No conversion between the way candlepower is normally measured, and lumens.

This part of the web paged cited is right but misleading:

Candlepower is a rating of light output at the source, using English measurements.
Foot-candles are a measurement of light at an illuminated object.
Lumens are a metric equivalent to foot-candles in that they are measured at an object you want to illuminate.
Divide the number of lumens you have produced, or are capable of producing, by 12.57 and you get the candlepower equivalent of that light source.

When you see a candlepower measurement from a manufacturer, it's usually a measurement of only the brightest part of the beam.

When you see lumens, it's the sum total of all output. Sometimes this is measured using the reflector etc. and this results in lower numbers (e.g., Surefire), sometimes companies measure the total light coming out of the source without using the reflector which results in higher numbers (e.g., most other companies).

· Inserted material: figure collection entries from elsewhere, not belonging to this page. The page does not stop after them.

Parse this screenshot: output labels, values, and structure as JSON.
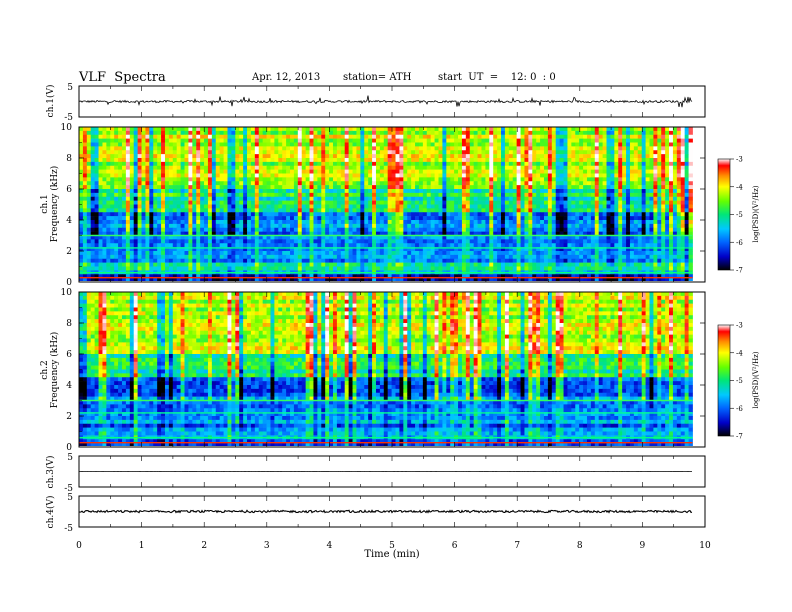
{
  "header": {
    "title": "VLF  Spectra",
    "date": "Apr. 12, 2013",
    "station": "station= ATH",
    "start": "start  UT  =    12: 0  : 0"
  },
  "chart_data": [
    {
      "type": "line",
      "ylabel": "ch.1(V)",
      "ylim": [
        -5,
        5
      ],
      "yticks": [
        "5",
        "-5"
      ],
      "xlim": [
        0,
        10
      ],
      "description_values": {
        "baseline": 0,
        "typical_amplitude": 1.2,
        "max_spike": 4.5
      },
      "data_end_min": 9.8
    },
    {
      "type": "heatmap",
      "channel_label": "ch.1",
      "ylabel": "Frequency  (kHz)",
      "ylim": [
        0,
        10
      ],
      "yticks": [
        "0",
        "2",
        "4",
        "6",
        "8",
        "10"
      ],
      "xlim": [
        0,
        10
      ],
      "data_end_min": 9.8,
      "colorbar": {
        "label": "log(PSD)(V²/Hz)",
        "range": [
          -7,
          -3
        ],
        "ticks": [
          "-3",
          "-4",
          "-5",
          "-6",
          "-7"
        ],
        "colormap": [
          "#000000",
          "#0000c8",
          "#0064ff",
          "#00c8ff",
          "#00e678",
          "#64ff00",
          "#ffff00",
          "#ff8c00",
          "#ff0000",
          "#ffffff"
        ]
      }
    },
    {
      "type": "heatmap",
      "channel_label": "ch.2",
      "ylabel": "Frequency  (kHz)",
      "ylim": [
        0,
        10
      ],
      "yticks": [
        "0",
        "2",
        "4",
        "6",
        "8",
        "10"
      ],
      "xlim": [
        0,
        10
      ],
      "data_end_min": 9.8,
      "colorbar": {
        "label": "log(PSD)(V²/Hz)",
        "range": [
          -7,
          -3
        ],
        "ticks": [
          "-3",
          "-4",
          "-5",
          "-6",
          "-7"
        ]
      }
    },
    {
      "type": "line",
      "ylabel": "ch.3(V)",
      "ylim": [
        -5,
        5
      ],
      "yticks": [
        "5",
        "-5"
      ],
      "xlim": [
        0,
        10
      ],
      "description_values": {
        "level": 0,
        "noise": 0.05
      },
      "data_end_min": 9.8
    },
    {
      "type": "line",
      "ylabel": "ch.4(V)",
      "ylim": [
        -5,
        5
      ],
      "yticks": [
        "5",
        "-5"
      ],
      "xlim": [
        0,
        10
      ],
      "description_values": {
        "level": 0,
        "noise": 0.5
      },
      "data_end_min": 9.8
    }
  ],
  "xaxis": {
    "label": "Time  (min)",
    "ticks": [
      "0",
      "1",
      "2",
      "3",
      "4",
      "5",
      "6",
      "7",
      "8",
      "9",
      "10"
    ]
  }
}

So, manufacturer's candlepower measurements are brightest part of the beam (a pencil-thin beam that's very bright would have high candlepower even though total light output is low), and lumens are measured as total output but say nothing about the brightest part of the beam. It's a simple exercise to see that you can't convert from one to the other. There's no way to derive total light output knowing just how bright one part of the beam is, and there's no way to derive how bright the beam is knowing only the total output. And to confuse things, companies measure the outputs using different methods, to make their lamps look brighter than their competitors'.
 
I never quite understood that. Thanks, Joe. That makes perfect sense.
 
Lumens are measured with a device called an integrating sphere. It measures the gross amount of light produced from the source.

Candlepower is measured at a specific point. If the light source produces a single, colimated beam, the Lumens and Candlepower can be related. But, that is a very exceptional case.